The first of these, triggered by Logan’s watching Rodeo (Patrick White) shower in the locker room, takes us to a dark forest where Rodeo, shirtless and dirt-speckled, meanders around trees as coolly as any wild feline would. Logan lies in a nearby meadow, fingers grazing the tops of flowers, while extreme, white-washed close-ups of Rodeo’s face fill the screen. As Logan fantasizes about the several years older Rodeo, the film cuts to the dreamer, eyes closed, so the camera objectifies him as well, taking long, slow passes over his boyish face and hairless armpits.
Logan begins to understand his budding homosexuality through these sequences, visually complex and engaging as a glimpse into the sexually-charged miasma of a teenage boy’s brain. Wild Tigers includes some story too: Logan begins experimenting with women’s mannerisms, dress, and makeup. Posing in the mirror, he flirts with himself as a girl as much as he imagines liking girls, but repeatedly finds himself embroiled in another fantasy about Rodeo. Once, while fighting the urge to put on makeup or paint his nails, he sees his own hand transformed into a lion’s paw, and as Logan identifies more and more with the creature, he also begins to question his ability to live in a straight world, imagining himself a wild animal who cannot survive in the suburbs.
This questioning takes shape mostly through his interactions with his best friend Joey (Max Paradise) and his feisty mother (Fairuza Balk). Something of an ideal mom, she is as accepting of her son’s sexuality as she is worried about his future (finding him asleep on the couch in her makeup, she cradles him as she removes it gently with a tissue). Joey’s reactions are less mature, though he does his best not to judge Logan’s odd behaviors.
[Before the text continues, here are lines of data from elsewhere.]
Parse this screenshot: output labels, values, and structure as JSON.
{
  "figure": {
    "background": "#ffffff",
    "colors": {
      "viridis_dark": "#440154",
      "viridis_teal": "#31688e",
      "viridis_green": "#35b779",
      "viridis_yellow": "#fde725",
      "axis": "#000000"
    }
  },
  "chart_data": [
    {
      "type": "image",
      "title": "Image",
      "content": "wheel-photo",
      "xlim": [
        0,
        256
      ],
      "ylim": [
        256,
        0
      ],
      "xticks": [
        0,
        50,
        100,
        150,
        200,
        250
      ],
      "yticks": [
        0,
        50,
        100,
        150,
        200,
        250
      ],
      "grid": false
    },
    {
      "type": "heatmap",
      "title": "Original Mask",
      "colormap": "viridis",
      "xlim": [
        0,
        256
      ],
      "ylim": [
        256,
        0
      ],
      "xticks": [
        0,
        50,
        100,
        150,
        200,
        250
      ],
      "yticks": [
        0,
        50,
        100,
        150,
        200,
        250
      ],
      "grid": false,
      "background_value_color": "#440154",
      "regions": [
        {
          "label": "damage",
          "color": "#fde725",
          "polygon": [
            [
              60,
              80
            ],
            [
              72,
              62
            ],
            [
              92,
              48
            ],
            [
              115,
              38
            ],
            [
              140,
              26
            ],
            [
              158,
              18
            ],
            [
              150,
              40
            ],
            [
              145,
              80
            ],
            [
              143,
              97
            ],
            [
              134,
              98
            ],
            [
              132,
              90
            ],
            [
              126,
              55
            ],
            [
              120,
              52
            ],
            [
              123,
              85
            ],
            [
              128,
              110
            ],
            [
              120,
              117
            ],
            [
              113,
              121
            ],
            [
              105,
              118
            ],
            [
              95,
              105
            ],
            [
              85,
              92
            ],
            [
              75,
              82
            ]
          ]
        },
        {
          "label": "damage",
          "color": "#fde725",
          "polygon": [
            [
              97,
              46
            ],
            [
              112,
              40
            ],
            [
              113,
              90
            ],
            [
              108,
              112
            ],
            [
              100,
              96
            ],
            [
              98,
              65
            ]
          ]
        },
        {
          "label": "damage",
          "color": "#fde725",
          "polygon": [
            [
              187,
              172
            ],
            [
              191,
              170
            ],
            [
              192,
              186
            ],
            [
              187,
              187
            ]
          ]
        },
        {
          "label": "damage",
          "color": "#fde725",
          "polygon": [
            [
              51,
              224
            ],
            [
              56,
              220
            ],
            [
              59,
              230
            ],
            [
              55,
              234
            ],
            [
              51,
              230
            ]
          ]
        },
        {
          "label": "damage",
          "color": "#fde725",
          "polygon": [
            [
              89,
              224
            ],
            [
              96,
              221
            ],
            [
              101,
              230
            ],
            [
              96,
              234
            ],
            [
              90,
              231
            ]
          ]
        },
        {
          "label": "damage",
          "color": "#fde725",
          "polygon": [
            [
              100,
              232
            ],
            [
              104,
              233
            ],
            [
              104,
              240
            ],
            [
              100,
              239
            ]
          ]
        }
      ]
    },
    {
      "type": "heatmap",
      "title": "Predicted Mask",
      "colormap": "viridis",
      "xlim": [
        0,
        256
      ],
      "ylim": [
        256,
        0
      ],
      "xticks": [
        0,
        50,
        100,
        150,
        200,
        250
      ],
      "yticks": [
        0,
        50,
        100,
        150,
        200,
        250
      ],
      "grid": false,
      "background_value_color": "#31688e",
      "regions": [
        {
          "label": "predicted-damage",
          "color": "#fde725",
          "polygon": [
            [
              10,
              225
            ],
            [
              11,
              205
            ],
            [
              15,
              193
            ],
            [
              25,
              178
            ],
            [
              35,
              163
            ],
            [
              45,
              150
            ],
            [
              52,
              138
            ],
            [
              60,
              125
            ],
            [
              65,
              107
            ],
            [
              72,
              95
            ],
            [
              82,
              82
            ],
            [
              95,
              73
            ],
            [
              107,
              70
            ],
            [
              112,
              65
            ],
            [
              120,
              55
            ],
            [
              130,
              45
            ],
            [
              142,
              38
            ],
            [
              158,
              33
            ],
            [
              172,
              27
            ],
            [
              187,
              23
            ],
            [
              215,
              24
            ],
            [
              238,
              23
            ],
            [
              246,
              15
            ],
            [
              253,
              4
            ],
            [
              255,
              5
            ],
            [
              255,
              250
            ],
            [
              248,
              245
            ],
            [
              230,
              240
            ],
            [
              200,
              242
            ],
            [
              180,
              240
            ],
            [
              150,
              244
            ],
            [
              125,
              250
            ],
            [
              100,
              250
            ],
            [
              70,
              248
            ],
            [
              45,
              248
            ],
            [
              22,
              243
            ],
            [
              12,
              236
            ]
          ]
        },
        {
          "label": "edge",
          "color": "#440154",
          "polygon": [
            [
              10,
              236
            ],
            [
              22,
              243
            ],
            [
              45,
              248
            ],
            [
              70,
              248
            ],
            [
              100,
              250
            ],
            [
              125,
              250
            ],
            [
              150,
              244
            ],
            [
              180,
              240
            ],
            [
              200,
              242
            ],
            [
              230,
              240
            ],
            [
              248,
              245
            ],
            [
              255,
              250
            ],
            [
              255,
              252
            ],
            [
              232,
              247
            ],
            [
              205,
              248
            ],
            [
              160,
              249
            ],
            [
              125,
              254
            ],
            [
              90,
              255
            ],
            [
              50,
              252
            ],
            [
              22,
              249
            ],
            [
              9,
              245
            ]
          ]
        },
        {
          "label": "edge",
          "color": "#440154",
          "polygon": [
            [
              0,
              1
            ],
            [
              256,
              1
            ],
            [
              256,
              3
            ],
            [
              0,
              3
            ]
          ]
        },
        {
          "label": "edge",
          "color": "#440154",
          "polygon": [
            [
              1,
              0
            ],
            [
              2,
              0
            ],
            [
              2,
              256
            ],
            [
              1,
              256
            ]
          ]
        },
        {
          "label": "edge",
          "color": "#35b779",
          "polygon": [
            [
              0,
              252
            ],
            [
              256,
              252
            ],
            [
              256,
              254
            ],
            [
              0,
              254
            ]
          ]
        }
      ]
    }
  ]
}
When Joey wants to take “baseball” pictures with his new camera, Logan insists on wearing his lipstick for the shot, despite his friend’s resistance. Later, when Joey finally asks him, “Are you gay?” Logan, in a blond wig, grapples briefly with the question and then denies he is. The answer is as sad for us as it is for Logan, providing no resolution or comfort. The moment aptly sums up the many difficulties of adolescence, gay or straight or in between.